The harshness and fury with which the dominant group has been attacking journalists and human rights defenders does not seem to be going to stop with a reversal order in the mouth of its original provocateurs.
Once the discrediting campaign is launched, the fate of stigmatized groups becomes as dangerous as it is uncertain.
Stigma also knows no boundaries when it marks its recipients. It would be wrong to assume that this campaign affects only the public sphere because it also enters the house, sneaks into the immediate environment, breaks the locks of privacy.
Faced with the campaign of discredit, the distance between the members of the plagued community also grows, mainly because of the fear of being identified as the next direct victim of arbitrariness. Therefore, it is not usually true that the stigmatized group reacts by cohesion.
Among the first cracks in the ground that stigmatized groups tread is work. Who would want to hire a demerited subject, or more precisely, who would dare to challenge by keeping a discarded employee from the rostrum of power?

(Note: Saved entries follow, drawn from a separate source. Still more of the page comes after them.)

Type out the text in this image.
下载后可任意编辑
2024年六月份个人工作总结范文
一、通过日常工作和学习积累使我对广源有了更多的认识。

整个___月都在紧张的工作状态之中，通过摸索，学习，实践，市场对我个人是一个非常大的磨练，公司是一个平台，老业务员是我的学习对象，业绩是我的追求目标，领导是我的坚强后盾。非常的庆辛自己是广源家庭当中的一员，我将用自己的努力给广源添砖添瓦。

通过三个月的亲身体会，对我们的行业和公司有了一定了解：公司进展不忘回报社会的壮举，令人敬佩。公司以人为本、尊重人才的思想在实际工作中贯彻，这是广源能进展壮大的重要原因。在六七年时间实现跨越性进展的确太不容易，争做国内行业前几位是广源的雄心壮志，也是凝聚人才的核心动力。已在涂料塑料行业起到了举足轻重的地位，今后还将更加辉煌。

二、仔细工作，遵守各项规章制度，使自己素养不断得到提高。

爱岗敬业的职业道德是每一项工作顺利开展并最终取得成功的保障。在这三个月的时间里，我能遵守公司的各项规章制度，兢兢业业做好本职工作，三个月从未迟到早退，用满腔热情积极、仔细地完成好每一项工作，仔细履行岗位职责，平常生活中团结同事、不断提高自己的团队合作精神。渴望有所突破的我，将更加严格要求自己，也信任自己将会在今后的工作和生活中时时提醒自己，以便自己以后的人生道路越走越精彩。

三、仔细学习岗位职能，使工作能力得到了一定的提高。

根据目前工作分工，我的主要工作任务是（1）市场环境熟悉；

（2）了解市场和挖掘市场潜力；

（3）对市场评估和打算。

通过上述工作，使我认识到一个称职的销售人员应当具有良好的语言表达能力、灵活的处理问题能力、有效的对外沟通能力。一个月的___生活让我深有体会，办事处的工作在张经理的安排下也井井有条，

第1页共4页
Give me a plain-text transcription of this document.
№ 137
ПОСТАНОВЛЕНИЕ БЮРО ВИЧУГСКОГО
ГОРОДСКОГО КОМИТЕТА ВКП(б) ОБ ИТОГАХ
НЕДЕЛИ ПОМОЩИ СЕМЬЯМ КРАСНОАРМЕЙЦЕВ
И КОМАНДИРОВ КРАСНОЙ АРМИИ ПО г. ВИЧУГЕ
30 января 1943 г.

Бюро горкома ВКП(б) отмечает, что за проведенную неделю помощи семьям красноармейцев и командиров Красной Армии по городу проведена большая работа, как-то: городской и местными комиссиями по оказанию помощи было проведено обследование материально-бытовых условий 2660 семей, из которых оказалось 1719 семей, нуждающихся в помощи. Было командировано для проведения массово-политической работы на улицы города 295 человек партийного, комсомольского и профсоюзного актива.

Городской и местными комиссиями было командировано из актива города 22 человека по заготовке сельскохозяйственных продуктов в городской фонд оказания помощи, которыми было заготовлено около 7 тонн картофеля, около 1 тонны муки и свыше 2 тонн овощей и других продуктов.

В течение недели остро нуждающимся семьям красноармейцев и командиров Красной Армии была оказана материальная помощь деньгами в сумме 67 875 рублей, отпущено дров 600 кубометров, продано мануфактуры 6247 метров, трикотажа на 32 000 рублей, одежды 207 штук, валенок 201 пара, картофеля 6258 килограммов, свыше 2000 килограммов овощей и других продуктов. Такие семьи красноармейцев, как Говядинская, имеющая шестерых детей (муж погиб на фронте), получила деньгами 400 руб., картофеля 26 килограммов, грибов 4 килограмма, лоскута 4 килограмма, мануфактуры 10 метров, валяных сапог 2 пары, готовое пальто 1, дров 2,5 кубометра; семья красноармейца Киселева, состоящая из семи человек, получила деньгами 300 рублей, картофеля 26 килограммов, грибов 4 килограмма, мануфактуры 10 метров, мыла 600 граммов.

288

Media companies, the main employer of journalists, are aware of the speed with which this stigmatization campaign can infect them with equal or worse discredit. And, faced with the decision to save the business or to protect a stigmatized individual, very few tend to make the first choice.
A stigmatization campaign is confirmed by the disproportion with which power operates against a human group: anything goes when it comes to reducing freedom so that no one hinders, prevents, limits or derails the decisions of the dominant establishment.
There are thousands of stigmatized groups throughout human history: gypsies, Armenians, Jews, homosexuals, women, older adults, religious minorities and a long etcetera that have also included groups discarded based on their work identity. Things by name: from the majority power, Mexico is experiencing an increasingly risky stigmatization campaign for those of us who are dedicated to journalism and the defense of human rights.